To show the combined effect of infrastructure spending and different financing options, consider a stylized example of $1 trillion in additional infrastructure spending evenly spread over five years. New infrastructure will accrue returns over time, raising economic output. We assume a 5 percent return for public investments, consistent with assumptions by the Congressional Budget Office. The infrastructure spending could be financed entirely through the issuance of new federal debt, or alternatively by increasing the corporate tax rate, or by imposing new private user fees or excise taxes (such as the federal gas tax).
We find that financing $1 trillion in new infrastructure through additional borrowing would raise long-run GDP by about 0.2 percent. New borrowing raises long-term interest costs for the federal government, both because of the immediate infrastructure spending and long-term maintenance costs, but it does not result in substantially higher interest rates or crowd-out of private investment.

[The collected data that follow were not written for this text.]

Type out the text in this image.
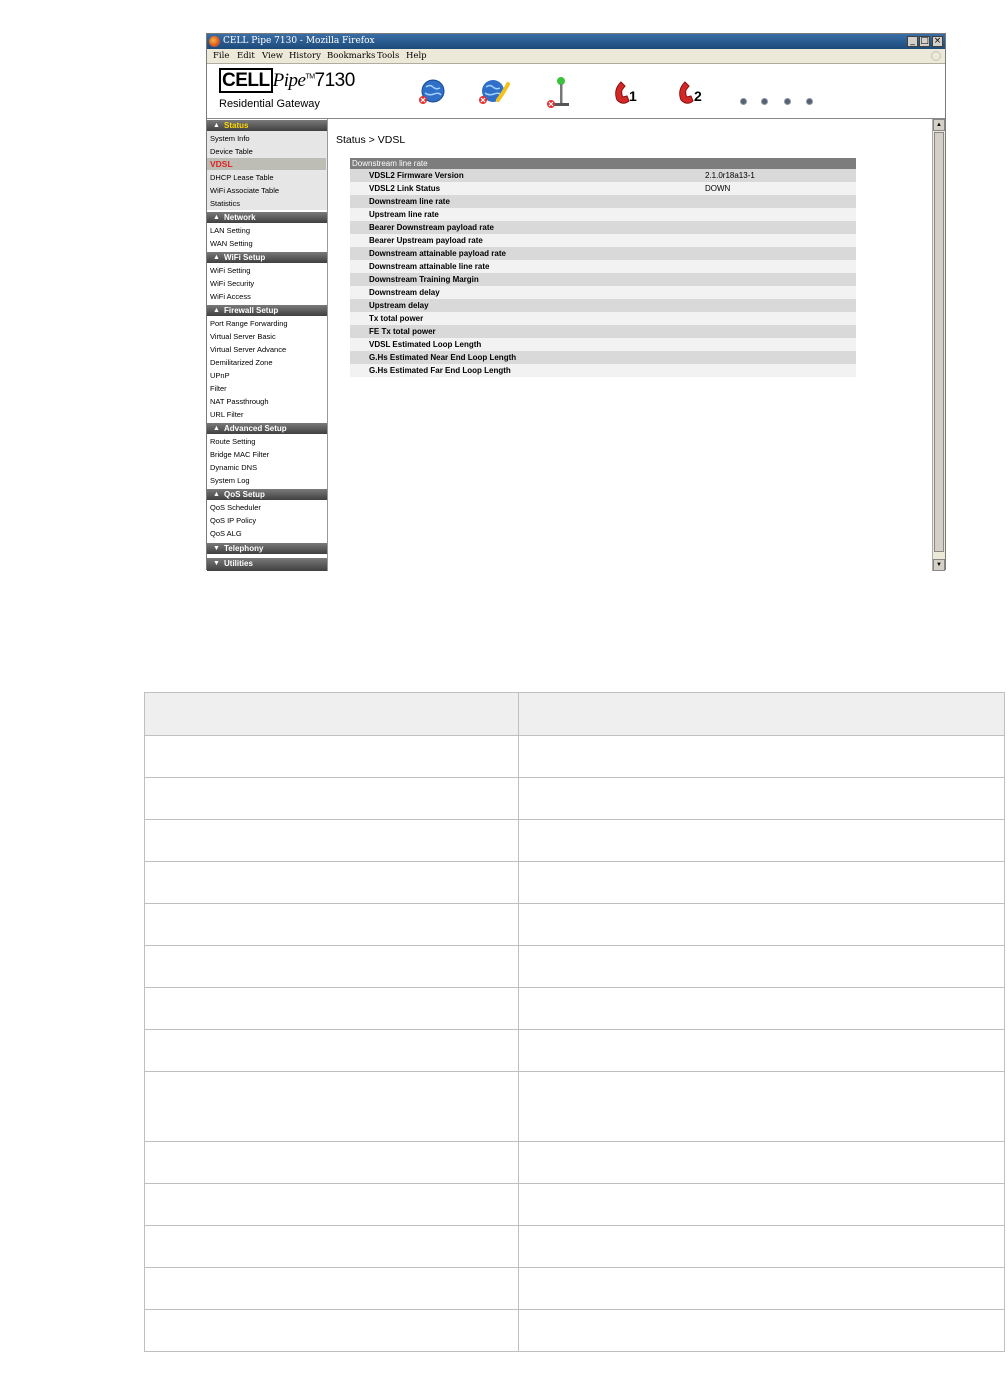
CELL Pipe 7130 - Mozilla Firefox	_ □ ×
File Edit View History Bookmarks Tools Help
CELL Pipe™7130
Residential Gateway	1	2
▲ Status
System Info
Device Table
VDSL
DHCP Lease Table
WiFi Associate Table
Statistics
▲ Network
LAN Setting
WAN Setting
▲ WiFi Setup
WiFi Setting
WiFi Security
WiFi Access
▲ Firewall Setup
Port Range Forwarding
Virtual Server Basic
Virtual Server Advance
Demilitarized Zone
UPnP
Filter
NAT Passthrough
URL Filter
▲ Advanced Setup
Route Setting
Bridge MAC Filter
Dynamic DNS
System Log
▲ QoS Setup
QoS Scheduler
QoS IP Policy
QoS ALG
▼ Telephony
▼ Utilities
Status > VDSL
Downstream line rate
VDSL2 Firmware Version	2.1.0r18a13-1
VDSL2 Link Status	DOWN
Downstream line rate
Upstream line rate
Bearer Downstream payload rate
Bearer Upstream payload rate
Downstream attainable payload rate
Downstream attainable line rate
Downstream Training Margin
Downstream delay
Upstream delay
Tx total power
FE Tx total power
VDSL Estimated Loop Length
G.Hs Estimated Near End Loop Length
G.Hs Estimated Far End Loop Length
▲
▼
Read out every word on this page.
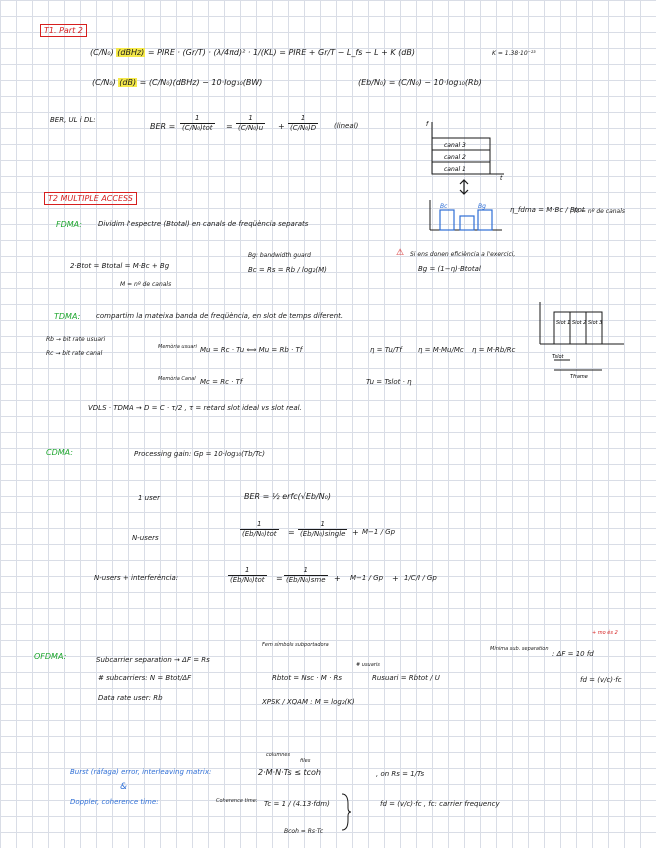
T1. Part 2
(C/N₀) (dBHz) = PIRE · (Gr/T) · (λ/4πd)² · 1/(KL) = PIRE + Gr/T − L_fs − L + K (dB)	K = 1.38·10⁻²³
(C/N₀) (dB) = (C/N₀)(dBHz) − 10·log₁₀(BW)	(Eb/N₀) = (C/N₀) − 10·log₁₀(Rb)
BER, UL i DL:
BER =
1
$(C/N_0)tot = \frac{1}{\text{(C/N₀)u}} + \frac{1}{\text{(C/N₀)D}}$ (lineal)
canal 3
canal 2
canal 1
f
t
Bc	Bg
T2 MULTIPLE ACCESS
FDMA: Dividim l'espectre (Btotal) en canals de freqüència separats
η_fdma = M·Bc / Btot
, M = nº de canals
2·Btot = Btotal = M·Bc + Bg
M = nº de canals
Bg: bandwidth guard
Bc = Rs = Rb / log₂(M)
⚠ Si ens donen eficiència a l'exercici,
Bg = (1−η)·Btotal
TDMA: compartim la mateixa banda de freqüència, en slot de temps diferent.
Rb → bit rate usuari
Rc → bit rate canal
Memòria usuari Mu = Rc · Tu ⟺ Mu = Rb · Tf	η = Tu/Tf η = M·Mu/Mc η = M·Rb/Rc
Memòria Canal Mc = Rc · Tf	Tu = Tslot · η
VDLS · TDMA → D = C · τ/2 , τ = retard slot ideal vs slot real.
Slot 1 Slot 2 Slot 3
Tslot
Tframe
CDMA:	Processing gain: Gp = 10·log₁₀(Tb/Tc)
1 user	BER = ½ erfc(√Eb/N₀)
N-users
1
(Eb/N₀)tot =
1
(Eb/N₀)single + M−1 / Gp
N-users + interferència:
1
(Eb/N₀)tot =
1
(Eb/N₀)sme + M−1 / Gp + 1/C/I / Gp
OFDMA:
Fem símbols subportadora
Subcarrier separation → ΔF = Rs
Mínima sub. separation
: ΔF = 10 fd
+ mo és 2
fd = (v/c)·fc
# subcarriers: N = Btot/ΔF	Rbtot = Nsc · M · Rs
# usuaris
Rusuari = Rbtot / U
Data rate user: Rb	XPSK / XQAM : M = log₂(K)
columnes
files
Burst (ráfaga) error, interleaving matrix:	2·M·N·Ts ≤ tcoh	, on Rs = 1/Ts
&
Doppler, coherence time:	Coherence time: Tc = 1 / (4.13·fdm)
Bcoh = Rs·Tc
fd = (v/c)·fc , fc: carrier frequency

However, much of the borrowing would be financed internationally, so the returns to that financing would accrue to foreign investors, reducing American incomes (GNP) in the long run by 0.1 percent.
|Financing Options||Borrowing (issuance of federal debt)||Increase the Corporate Tax Rate||Impose User Fees or Excise Taxes|
|Long-Run Gross Domestic Product (GDP)||+0.2%||-0.3%||+0.1%|
|Long-Run Gross National Product (GNP)||-0.1%||-0.2%||+0.1%|
|Full-time Equivalent Jobs||+36,000||-48,000||-50,000|
|Long-Run Annual Conventional Deficit, 2031 Dollars||-$67||$0||$0|
|Long-Run Annual Dynamic Deficit, 2031 Dollars||-$52||-$39||+$6|
Source: Tax Foundation General Equilibrium Model, May 2021.
On the other hand, financing the new infrastructure with an increase in the corporate tax rate reduces long-run GDP by 0.3 percent, because it raises the cost of corporate investment. It also reduces GNP by 0.2 percent, lowers the capital stock by 0.7 percent, reduces employment by 48,000 full-time equivalent jobs, and reduces wages by 0.2 percent. While this option would be deficit neutral in the long run on a conventional basis (which holds GDP constant), on a dynamic basis annual revenue would drop by $39 billion in the long run due to a smaller economy.
A third financing option is to rely on private user fees, such as tolls, or excise taxes, such as a higher gas tax. We find that this financing option would raise long-run GDP and GNP by 0.1 percent, but would reduce employment by 50,000 full-time equivalent jobs. Financing infrastructure through user fees or the gas tax would create a better connection between the usage of the new infrastructure and tax collections. Taxes imposed on consumption (in this case, consuming infrastructure services) tend to be less damaging to GDP.
Our modeling illustrates that the financing method for infrastructure matters, and that corporate tax increases would be one of the most counterproductive ways to finance the infrastructure spending, ultimately shrinking the U.S. economy, incomes, and available jobs. It is also worth noting that public investment tends to deliver only half of the economic returns as private sector investments (5 percent for public investments, versus about 10 percent for the private sector), which is an additional opportunity cost worth considering.
Modeling notes: We assume the infrastructure requires an increase in depreciation-related outlays to maintain the assets over time. Roads and bridges are assumed to have more than a 50-year life, and require about 2 percent of their initial cost in annual maintenance. We target the amount of financing that would be required to cover the long-run costs of maintenance and interest payments.